MR: Un esercizio molto più complicato, in effetti...
AP: Siamo più lenti eh, perché arare il terreno è più faticoso che zampettarci sopra cogliendo rose. Quando però qualcuno di noi riesce a tirar fuori qualche commedia di valore allora ti accorgi che la differenza è grande. La commedia di valore è qualcosa che resta e in qualche modo diventa universale. Ancora adesso stiamo ridendo di Aristofane, o vediamo le commedie all’italiana, quelle belle delle prime ondate, con un misto di divertimento e di realizzazione del fatto che quelli siamo noi. È un lavoro che possiamo continuare a fare, che facciamo, e che alcuni di noi fanno molto bene.
MR: Trovi sia in salute oggi la commedia italiana?

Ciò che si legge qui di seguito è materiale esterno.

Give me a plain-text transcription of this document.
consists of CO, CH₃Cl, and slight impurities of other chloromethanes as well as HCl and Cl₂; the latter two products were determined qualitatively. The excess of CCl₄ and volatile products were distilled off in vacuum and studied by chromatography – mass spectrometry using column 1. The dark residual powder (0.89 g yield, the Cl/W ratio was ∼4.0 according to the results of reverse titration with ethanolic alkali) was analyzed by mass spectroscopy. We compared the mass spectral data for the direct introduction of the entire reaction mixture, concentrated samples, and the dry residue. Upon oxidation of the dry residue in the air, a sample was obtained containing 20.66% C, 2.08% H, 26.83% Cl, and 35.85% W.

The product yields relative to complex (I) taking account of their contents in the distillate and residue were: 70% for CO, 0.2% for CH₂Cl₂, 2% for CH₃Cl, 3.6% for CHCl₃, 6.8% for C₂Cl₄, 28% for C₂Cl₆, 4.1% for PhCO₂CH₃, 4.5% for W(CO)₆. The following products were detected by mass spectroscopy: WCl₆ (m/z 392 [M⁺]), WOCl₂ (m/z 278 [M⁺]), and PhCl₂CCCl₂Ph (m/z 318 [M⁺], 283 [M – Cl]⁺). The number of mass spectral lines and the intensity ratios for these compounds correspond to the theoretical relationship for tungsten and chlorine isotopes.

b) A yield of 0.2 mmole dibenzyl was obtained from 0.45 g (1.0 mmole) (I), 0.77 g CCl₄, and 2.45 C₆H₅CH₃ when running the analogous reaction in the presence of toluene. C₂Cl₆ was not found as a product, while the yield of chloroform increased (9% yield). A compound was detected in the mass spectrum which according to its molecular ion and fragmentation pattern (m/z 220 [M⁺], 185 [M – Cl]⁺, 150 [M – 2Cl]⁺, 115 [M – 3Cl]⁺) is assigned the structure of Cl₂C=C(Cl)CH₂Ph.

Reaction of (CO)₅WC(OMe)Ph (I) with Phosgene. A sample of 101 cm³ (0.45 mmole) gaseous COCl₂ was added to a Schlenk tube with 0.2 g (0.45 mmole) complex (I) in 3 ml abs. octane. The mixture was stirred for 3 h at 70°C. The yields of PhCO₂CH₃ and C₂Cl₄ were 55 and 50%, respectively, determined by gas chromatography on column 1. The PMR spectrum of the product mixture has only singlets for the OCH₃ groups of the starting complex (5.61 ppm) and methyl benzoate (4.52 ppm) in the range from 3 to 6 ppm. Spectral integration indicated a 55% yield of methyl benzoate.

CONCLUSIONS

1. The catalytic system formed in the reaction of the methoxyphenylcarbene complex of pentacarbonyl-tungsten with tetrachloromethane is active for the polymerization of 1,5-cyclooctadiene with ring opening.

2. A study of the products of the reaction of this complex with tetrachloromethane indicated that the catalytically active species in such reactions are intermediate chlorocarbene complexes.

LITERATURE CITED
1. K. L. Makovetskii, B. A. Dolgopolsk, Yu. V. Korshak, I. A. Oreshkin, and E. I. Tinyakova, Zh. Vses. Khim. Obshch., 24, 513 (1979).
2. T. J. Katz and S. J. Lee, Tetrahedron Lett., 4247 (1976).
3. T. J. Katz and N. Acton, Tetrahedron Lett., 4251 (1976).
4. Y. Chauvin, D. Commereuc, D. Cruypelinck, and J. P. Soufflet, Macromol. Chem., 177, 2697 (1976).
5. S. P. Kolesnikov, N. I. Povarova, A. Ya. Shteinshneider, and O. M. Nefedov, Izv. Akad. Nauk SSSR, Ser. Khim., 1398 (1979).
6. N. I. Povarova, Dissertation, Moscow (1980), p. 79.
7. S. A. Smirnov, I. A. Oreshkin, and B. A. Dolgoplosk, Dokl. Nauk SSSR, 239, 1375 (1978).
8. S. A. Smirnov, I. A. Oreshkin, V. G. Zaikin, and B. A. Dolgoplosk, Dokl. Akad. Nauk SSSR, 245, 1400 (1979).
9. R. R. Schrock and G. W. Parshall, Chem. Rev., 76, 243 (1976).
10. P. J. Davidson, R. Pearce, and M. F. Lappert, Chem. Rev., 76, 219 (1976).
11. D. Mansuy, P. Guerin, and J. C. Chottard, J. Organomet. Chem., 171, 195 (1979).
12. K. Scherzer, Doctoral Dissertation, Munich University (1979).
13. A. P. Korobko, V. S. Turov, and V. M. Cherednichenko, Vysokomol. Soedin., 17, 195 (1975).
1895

AP: Quando c’è una crisi commedia e teatro tornano fondamentali. È indomita diciamo, e credo si cominci a capire che ce n’è bisogno, di commedia e commedianti. Sarò ottimista, non so. Serve anche che i commedianti capiscano bene che cosa vogliono fare. Però sì, diciamo che si percepisce quanto ancora sia necessaria, quando fatta bene ovviamente. Poi, la commedia che tira fuori il titolo divertente di tanto in tanto, quella non sta tanto bene. Quella nuova che reagisce alla realtà, quella sta bene.
MR: Sei già intervenuto a Radio GAMeC. Questa volta cosa farai?
AP: Porto un pezzettino dell’Iliade che, per questo mio senso di appartenenza di cui parlavamo prima, vivo come se fosse il mio quartiere. Per me Ilio dalle belle mura è il mio quartiere. La porto vicino a casa ma resta quello che secondo me è il regalo più bello che ci hanno fatto gli antichi: il senso di come gli uomini sono fragili, teneri, esposti a ogni soffiata di vento, ma proprio per questo diventano meravigliosi, sublimi, soprattutto quando stanno assieme, quando sono uniti, quando si vogliono bene, quando lavorano assieme, si proteggono, combattono, nonostante la disparità di mezzi rispetto al destino. Questa è la cosa che più mi riempie il cuore quando la racconto.